Catatan: Menghilangkan
kemustahilan pembagian waris dengan membebankan kekurangan kepada semua ahli
waris merupakan upaya menjaga kesahihan pokok pensyariatannya. Adalah sah
seseorang memiliki seperdua dari harta pusaka itu, yang lain memiliki seperdua
yang lain, dan orang ketiga memiliki dua pertiganya. Tetapi Anda telah
mengetahui bahwa hal itu tidak benar. Harta pusaka itu tidak mencukup furudh
tersebut. Karena penetapannya tidak benar, pada gilirannya tidak sampai pada
pembebanan kekurangan atas semua ahli waris dan pembentukan ‘aul. Membebankan
kekurangan itu kepada semua berarti penyimpangan dari fardh dan pengakuan bahwa
dalam hal itu tidak ada seperdua, seperdua, dan sepertiga, sebagaimana akan
tampak dalam penjelasan dalil- dalil mereka yang berpendapat batalnya 'aul.
Di samping itu, adanya kemungkinan yang ditunjukkan Imam
Amirul Mukminin dan muridnya, Ibn ' Abbas-akan dikemukakan kemudian pendapat
mereka-, serta keluarga suci (ahlulbait).
4. POINT EMPAT
Abu Thalib al-Anbari meriwayatkan hadis melalui sanadnya
dari Samak dari ‘Ubaidah as-Sulmani: ‘Ali as sedang berada di atas mimbar.
Kemudian seseorang berdiri dan bertanya, "Wahai Amirul Mukminin, seorang
laki-laki meninggal dunia dan meninggalkan dua orang anak perempuan, kedua
orang tua, dan seorang istri, bagaimana pembagian warisnya?" Imam as
menjawab, "Seperdelapan saham perempuan itu menjadi sepersembilan."
Mereka mengatakan, "Ini merupakan penjelaan tentang ‘aul, karena kalian
mengatakan bahwa saham itu tidak boleh kurang dari seperdelapan, tetapi Imam as
menetapkan seperdelapan menjadi sepersembilan."

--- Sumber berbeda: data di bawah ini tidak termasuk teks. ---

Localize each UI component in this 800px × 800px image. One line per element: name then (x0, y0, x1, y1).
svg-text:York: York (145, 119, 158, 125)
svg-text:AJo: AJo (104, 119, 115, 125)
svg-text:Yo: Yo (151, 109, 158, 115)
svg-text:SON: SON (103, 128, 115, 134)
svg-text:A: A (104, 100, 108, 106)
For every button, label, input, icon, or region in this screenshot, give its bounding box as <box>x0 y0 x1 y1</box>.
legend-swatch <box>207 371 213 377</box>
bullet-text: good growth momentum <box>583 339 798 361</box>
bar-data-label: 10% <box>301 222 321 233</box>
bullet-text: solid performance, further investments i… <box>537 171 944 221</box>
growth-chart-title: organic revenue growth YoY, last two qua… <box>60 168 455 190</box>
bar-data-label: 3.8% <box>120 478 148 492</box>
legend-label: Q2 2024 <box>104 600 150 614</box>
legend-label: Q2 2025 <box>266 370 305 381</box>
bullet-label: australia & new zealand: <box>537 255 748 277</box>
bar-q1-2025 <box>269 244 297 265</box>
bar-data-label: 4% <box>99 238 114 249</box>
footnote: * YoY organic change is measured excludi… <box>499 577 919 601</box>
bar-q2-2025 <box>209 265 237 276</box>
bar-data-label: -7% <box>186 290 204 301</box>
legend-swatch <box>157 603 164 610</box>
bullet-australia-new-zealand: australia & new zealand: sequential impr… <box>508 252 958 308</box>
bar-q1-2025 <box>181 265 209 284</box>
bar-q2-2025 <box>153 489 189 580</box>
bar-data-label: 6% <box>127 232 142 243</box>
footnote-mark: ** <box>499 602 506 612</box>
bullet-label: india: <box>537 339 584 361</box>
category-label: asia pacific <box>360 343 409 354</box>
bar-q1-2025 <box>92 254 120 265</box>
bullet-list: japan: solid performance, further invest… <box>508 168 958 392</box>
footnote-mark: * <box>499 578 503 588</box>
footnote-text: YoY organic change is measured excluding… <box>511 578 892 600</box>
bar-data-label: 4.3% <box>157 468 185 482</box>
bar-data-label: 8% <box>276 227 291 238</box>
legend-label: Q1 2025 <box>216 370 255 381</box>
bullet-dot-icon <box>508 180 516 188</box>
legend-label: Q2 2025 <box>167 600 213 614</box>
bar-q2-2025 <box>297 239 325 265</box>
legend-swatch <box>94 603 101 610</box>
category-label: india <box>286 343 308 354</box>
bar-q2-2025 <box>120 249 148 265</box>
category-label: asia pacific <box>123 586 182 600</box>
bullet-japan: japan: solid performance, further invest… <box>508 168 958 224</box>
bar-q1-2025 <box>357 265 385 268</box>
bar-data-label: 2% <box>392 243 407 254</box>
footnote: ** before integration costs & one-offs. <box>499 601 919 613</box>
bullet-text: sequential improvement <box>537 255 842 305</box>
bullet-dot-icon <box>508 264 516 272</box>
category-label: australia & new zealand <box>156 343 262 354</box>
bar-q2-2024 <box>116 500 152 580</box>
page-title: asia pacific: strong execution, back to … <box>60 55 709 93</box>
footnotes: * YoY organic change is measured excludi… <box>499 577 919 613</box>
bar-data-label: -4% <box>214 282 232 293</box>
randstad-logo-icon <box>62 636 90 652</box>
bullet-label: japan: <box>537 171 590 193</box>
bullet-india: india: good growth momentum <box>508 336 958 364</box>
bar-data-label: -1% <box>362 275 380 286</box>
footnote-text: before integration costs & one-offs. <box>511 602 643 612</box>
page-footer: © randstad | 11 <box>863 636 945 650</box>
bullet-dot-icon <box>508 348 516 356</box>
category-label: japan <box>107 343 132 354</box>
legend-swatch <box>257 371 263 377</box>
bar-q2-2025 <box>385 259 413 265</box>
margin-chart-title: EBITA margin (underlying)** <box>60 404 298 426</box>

Bagian akhir hadis itu menunjukkan bahwa Imam
menyebutkannya sebagai persetujuan terhadap pendapat yang berlaku pada masa
itu. Jika tidak, siapa yang tidak mengetahui bahwa Imam dan keluarganya yang
suci serta pengikut jalan mereka menolak ‘aul dengan sungguh-sungguh. Berikut
ini komentamya.
Saya bertanya kepada 'Ubaidah, "Mengapa
demikian?" la menjawab, "pada masa kekhalifahan 'Umar bin
al-Khaththab terjadi suatu kasus tentang faraid, tetapi ia tidak tahu apa yang harus
diperbuatnya. la berkata, 'Dua anak perempuan itu mendapat dua pertiga, kedua
orang tua mendapat dua perenam, dan seorang istri mendapat seperdelapan.
Seperdelapan ini merupakan sisa setelah diberikan bagian untuk kedua orang tua
dan dua orang anak perempuan." Para sahabat Muhammad saw berkata
kepadanya, "Berikanlah kepada mereka fardh mereka; untuk kedua orang tua
seperenam, untuk istri seperdelapan, dan sisanya untuk kedua anak
perempuan." la bertanya, "Bukankah bagian mereka (dua anak perempuan
itu) dua pertiga?" ‘Ali bin Abi Thalib berkata kepadanya, "Mereka
berdua memperoleh sisanya." Tetapi 'Umar dan Ibn Mas'ud menolaknya.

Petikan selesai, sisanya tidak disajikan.